Pintada la cara con cenizas, eructando chorizo, viendo el deshielo con más miedo que vergüenza, afronto un tiempo de recortes de libertadas como si fuera un trabajador sexual de la política partidista. Estamos en cuaresma, esos cuarenta días que nunca los sentí como algo que me concerniera. Recuerdo bulas, estofados de bacalao, torrijas y olor a estufa de serrín. Mi electrodoméstico esencial todavía no es oloroso, pero mi memoria se está circunscribiendo a sensaciones intangibles como acto de resistencia. Me acerca más a mi mismidad una cañería pestilente, que un perfume saciado de olores industriales. Así es mi cuaresma en diferido.

Sigo mirando a la pantalla con cierta displicencia y me interesan más los trajes del equipo de curling de Noruega, con unos pantalones alucinantes, que las entradas y salidas de políticos por las puertas de las sedes políticas, perdón, judiciales.

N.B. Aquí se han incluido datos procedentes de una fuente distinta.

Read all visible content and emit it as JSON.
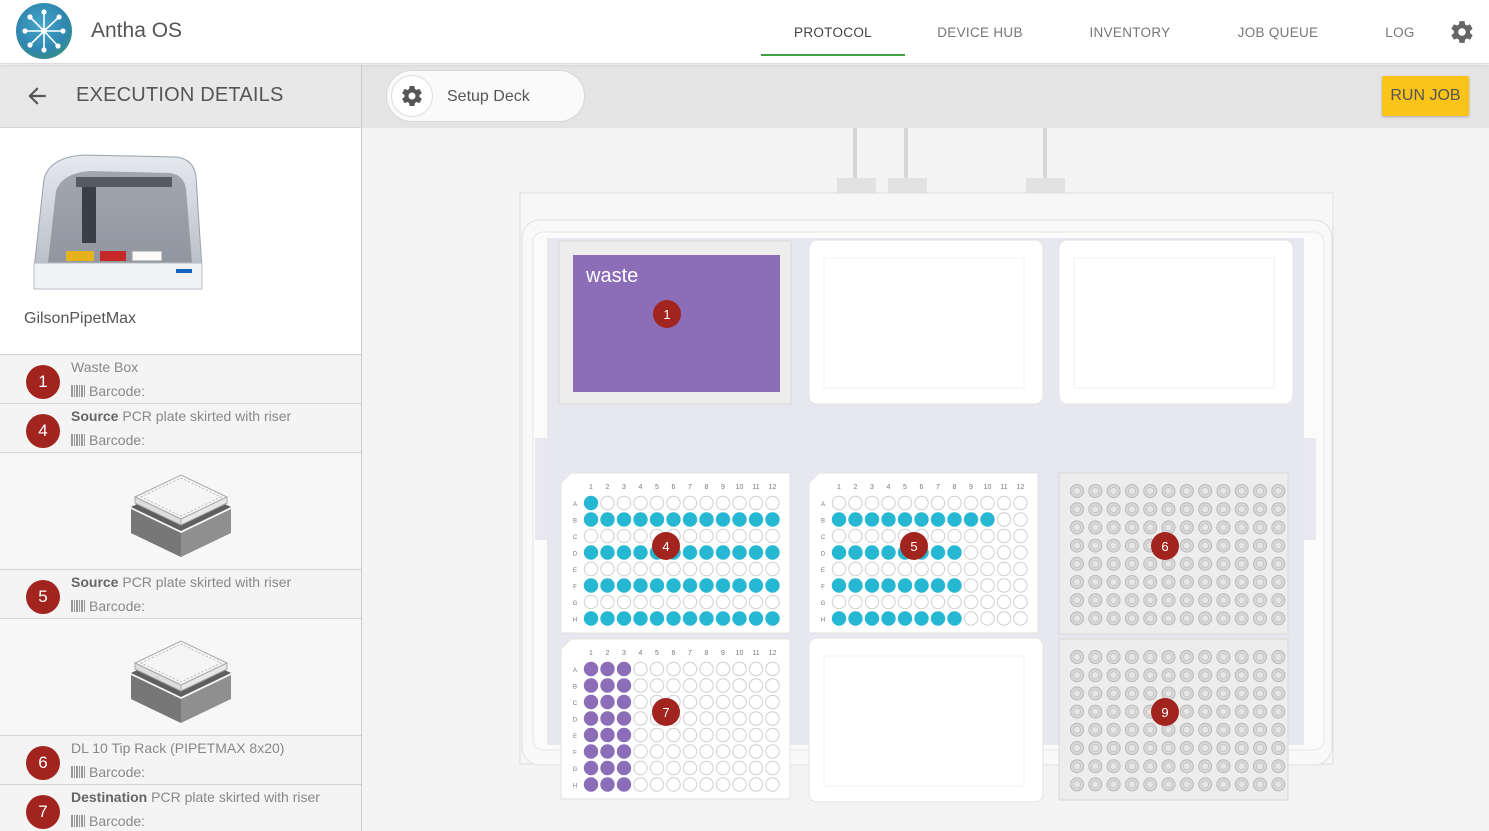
{
  "app": {
    "title": "Antha OS"
  },
  "nav": [
    {
      "label": "PROTOCOL",
      "active": true
    },
    {
      "label": "DEVICE HUB",
      "active": false
    },
    {
      "label": "INVENTORY",
      "active": false
    },
    {
      "label": "JOB QUEUE",
      "active": false
    },
    {
      "label": "LOG",
      "active": false
    }
  ],
  "left": {
    "title": "EXECUTION DETAILS",
    "device_name": "GilsonPipetMax",
    "items": [
      {
        "badge": "1",
        "prefix": "",
        "name": "Waste Box",
        "barcode": "Barcode:"
      },
      {
        "badge": "4",
        "prefix": "Source",
        "name": " PCR plate skirted with riser",
        "barcode": "Barcode:"
      },
      {
        "badge": "5",
        "prefix": "Source",
        "name": " PCR plate skirted with riser",
        "barcode": "Barcode:"
      },
      {
        "badge": "6",
        "prefix": "",
        "name": "DL 10 Tip Rack (PIPETMAX 8x20)",
        "barcode": "Barcode:"
      },
      {
        "badge": "7",
        "prefix": "Destination",
        "name": " PCR plate skirted with riser",
        "barcode": "Barcode:"
      }
    ]
  },
  "main": {
    "setup_label": "Setup Deck",
    "run_label": "RUN JOB"
  },
  "deck": {
    "waste_label": "waste",
    "badges": {
      "p1": "1",
      "p4": "4",
      "p5": "5",
      "p6": "6",
      "p7": "7",
      "p9": "9"
    },
    "col_labels": [
      "1",
      "2",
      "3",
      "4",
      "5",
      "6",
      "7",
      "8",
      "9",
      "10",
      "11",
      "12"
    ],
    "row_labels": [
      "A",
      "B",
      "C",
      "D",
      "E",
      "F",
      "G",
      "H"
    ],
    "plate4_filled": [
      "A1",
      "B1",
      "B2",
      "B3",
      "B4",
      "B5",
      "B6",
      "B7",
      "B8",
      "B9",
      "B10",
      "B11",
      "B12",
      "D1",
      "D2",
      "D3",
      "D4",
      "D5",
      "D6",
      "D7",
      "D8",
      "D9",
      "D10",
      "D11",
      "D12",
      "F1",
      "F2",
      "F3",
      "F4",
      "F5",
      "F6",
      "F7",
      "F8",
      "F9",
      "F10",
      "F11",
      "F12",
      "H1",
      "H2",
      "H3",
      "H4",
      "H5",
      "H6",
      "H7",
      "H8",
      "H9",
      "H10",
      "H11",
      "H12"
    ],
    "plate5_filled": [
      "B1",
      "B2",
      "B3",
      "B4",
      "B5",
      "B6",
      "B7",
      "B8",
      "B9",
      "B10",
      "D1",
      "D2",
      "D3",
      "D4",
      "D5",
      "D6",
      "D7",
      "D8",
      "F1",
      "F2",
      "F3",
      "F4",
      "F5",
      "F6",
      "F7",
      "F8",
      "H1",
      "H2",
      "H3",
      "H4",
      "H5",
      "H6",
      "H7",
      "H8"
    ],
    "plate7_filled_columns": 3,
    "colors": {
      "cyan": "#26b8d3",
      "purple": "#8c6db7",
      "waste": "#8b6db8",
      "badge": "#a1241f",
      "run": "#fbc419"
    }
  }
}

Desde luego, el momento culmen es el de unas docenas de jóvenes norcoreanas, vestidas de un uniforme rojo pálido, sin llegar al rosa, que interpretan una coreografía cantada en sus asientos que se ha convertido en viral, es decir, que se ha utilizado para relativizar mucho más el silencio cuaresmal. Las olimpiadas de invierno deberían formar parte de nuestra dieta televisiva, pero seguimos consumiendo series de una inconsistencia técnica, ética, artística, de guiones chatos, de interpretaciones ortopédicas. Nos las venden como fantásticas. Somos consumidores sin criterio.

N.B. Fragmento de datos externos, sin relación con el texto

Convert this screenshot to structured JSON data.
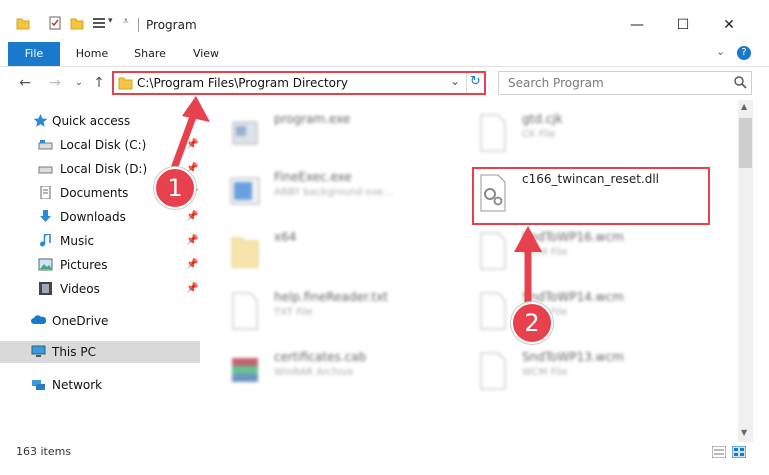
{
  "window": {
    "title": "Program",
    "minimize": "—",
    "maximize": "☐",
    "close": "✕"
  },
  "ribbon": {
    "tabs": [
      "File",
      "Home",
      "Share",
      "View"
    ],
    "expand": "⌄",
    "help": "?"
  },
  "address": {
    "path": "C:\\Program Files\\Program Directory",
    "dropdown": "⌄",
    "refresh": "↻"
  },
  "search": {
    "placeholder": "Search Program",
    "icon": "search-icon"
  },
  "nav": {
    "back": "←",
    "forward": "→",
    "history": "⌄",
    "up": "↑",
    "items": [
      {
        "label": "Quick access",
        "icon": "star-icon",
        "pinned": false
      },
      {
        "label": "Local Disk (C:)",
        "icon": "drive-icon",
        "pinned": true
      },
      {
        "label": "Local Disk (D:)",
        "icon": "drive-icon",
        "pinned": true
      },
      {
        "label": "Documents",
        "icon": "documents-icon",
        "pinned": true
      },
      {
        "label": "Downloads",
        "icon": "downloads-icon",
        "pinned": true
      },
      {
        "label": "Music",
        "icon": "music-icon",
        "pinned": true
      },
      {
        "label": "Pictures",
        "icon": "pictures-icon",
        "pinned": true
      },
      {
        "label": "Videos",
        "icon": "videos-icon",
        "pinned": true
      },
      {
        "label": "OneDrive",
        "icon": "cloud-icon",
        "pinned": false
      },
      {
        "label": "This PC",
        "icon": "computer-icon",
        "pinned": false
      },
      {
        "label": "Network",
        "icon": "network-icon",
        "pinned": false
      }
    ]
  },
  "files_left": [
    {
      "name": "program.exe",
      "type": ""
    },
    {
      "name": "FineExec.exe",
      "type": "ABBY background exe..."
    },
    {
      "name": "x64",
      "type": ""
    },
    {
      "name": "help.fineReader.txt",
      "type": "TXT File"
    },
    {
      "name": "certificates.cab",
      "type": "WinRAR Archive"
    }
  ],
  "files_right": [
    {
      "name": "gtd.cjk",
      "type": "CK File"
    },
    {
      "name": "c166_twincan_reset.dll",
      "type": ""
    },
    {
      "name": "SndToWP16.wcm",
      "type": "WCM File"
    },
    {
      "name": "SndToWP14.wcm",
      "type": "WCM File"
    },
    {
      "name": "SndToWP13.wcm",
      "type": "WCM File"
    }
  ],
  "callouts": [
    "1",
    "2"
  ],
  "status": {
    "items": "163 items"
  },
  "colors": {
    "accent": "#1979ca",
    "highlight": "#e8414e"
  }
}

Voy a procurarme una cuaresma televisiva radical. Estoy leyendo a un filósofo coreano que me está fascinando. De él saco recursos discursivos nuevos para entender mejor este momento histórico de una dominación por autoayuda en el que estamos inmersos. Entre el curling y el snooker está la auténtica virtud televisiva ecuménica.